To explain this further, imagine 3 objects, each with their own object data:

You can think of this as 6 units that Blender has to save: 3 object data blocks and 3 object blocks.
Now, if were were to link the data of these three objects it would look like this:

Now there are only 4 units Blender has to save: 1 object data block and 3 object blocks. Obviously, only having to save 4 instead of 6 blocks of data will result in a smaller file.
The more objects that share each other's data, the more memory is saved.
When objects that share data are joined, you can imagine Blender first separating all the data so each object has its own object data (like image 1) and then joining the objects together. Yes, that would result in only 2 data blocks (1 object and 1 object data), but the object data would now contain 3 times the number of vertices (from merging the 3 separate object data blocks), resulting in the file size going back up.

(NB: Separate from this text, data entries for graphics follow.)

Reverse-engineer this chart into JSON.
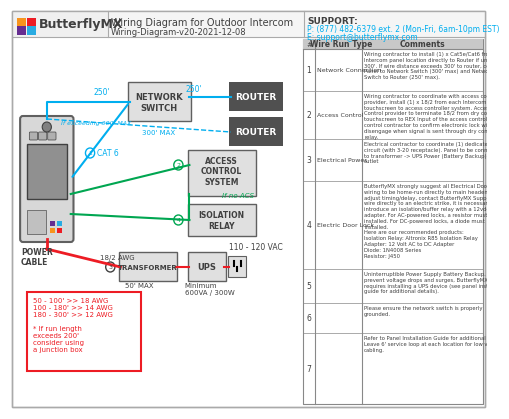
{
  "title": "Wiring Diagram for Outdoor Intercom",
  "subtitle": "Wiring-Diagram-v20-2021-12-08",
  "support_line1": "SUPPORT:",
  "support_line2": "P: (877) 482-6379 ext. 2 (Mon-Fri, 6am-10pm EST)",
  "support_line3": "E: support@butterflymx.com",
  "bg_color": "#ffffff",
  "header_bg": "#f0f0f0",
  "diagram_area_color": "#ffffff",
  "cyan": "#00aeef",
  "green": "#00a651",
  "red": "#ed1c24",
  "dark_gray": "#404040",
  "mid_gray": "#808080",
  "light_gray": "#d0d0d0",
  "box_fill": "#e8e8e8",
  "dark_box": "#505050",
  "table_header_fill": "#d0d0d0",
  "wire_types": [
    "Network Connection",
    "Access Control",
    "Electrical Power",
    "Electric Door Lock",
    "",
    "",
    ""
  ],
  "row_nums": [
    "1",
    "2",
    "3",
    "4",
    "5",
    "6",
    "7"
  ],
  "comments": [
    "Wiring contractor to install (1) x Cat5e/Cat6 from each Intercom panel location directly to Router if under 300'. If wire distance exceeds 300' to router, connect Panel to Network Switch (300' max) and Network Switch to Router (250' max).",
    "Wiring contractor to coordinate with access control provider, install (1) x 18/2 from each Intercom touchscreen to access controller system. Access Control provider to terminate 18/2 from dry contact of touchscreen to REX Input of the access control. Access control contractor to confirm electronic lock will disengage when signal is sent through dry contact relay.",
    "Electrical contractor to coordinate (1) dedicated circuit (with 3-20 receptacle). Panel to be connected to transformer -> UPS Power (Battery Backup) -> Wall outlet",
    "ButterflyMX strongly suggest all Electrical Door Lock wiring to be home-run directly to main headend. To adjust timing/delay, contact ButterflyMX Support. To wire directly to an electric strike, it is necessary to introduce an isolation/buffer relay with a 12vdc adapter. For AC-powered locks, a resistor must be installed. For DC-powered locks, a diode must be installed.\nHere are our recommended products:\nIsolation Relay: Altronix R85 Isolation Relay\nAdapter: 12 Volt AC to DC Adapter\nDiode: 1N4008 Series\nResistor: J450",
    "Uninterruptible Power Supply Battery Backup. To prevent voltage drops and surges, ButterflyMX requires installing a UPS device (see panel installation guide for additional details).",
    "Please ensure the network switch is properly grounded.",
    "Refer to Panel Installation Guide for additional details. Leave 6' service loop at each location for low voltage cabling."
  ]
}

To summarise, if objects are using linked data, the data is shared so the file will be smaller, but when objects are joined, any memory sharing is lost as all vertices (and any other data) are joined into one object data block.
There shouldn't be any trouble with using linked data in another scene, the only issue that can occur is forgetting the object is linked, editing the object and then realising all the other objects have now been edited, which might have been unintended.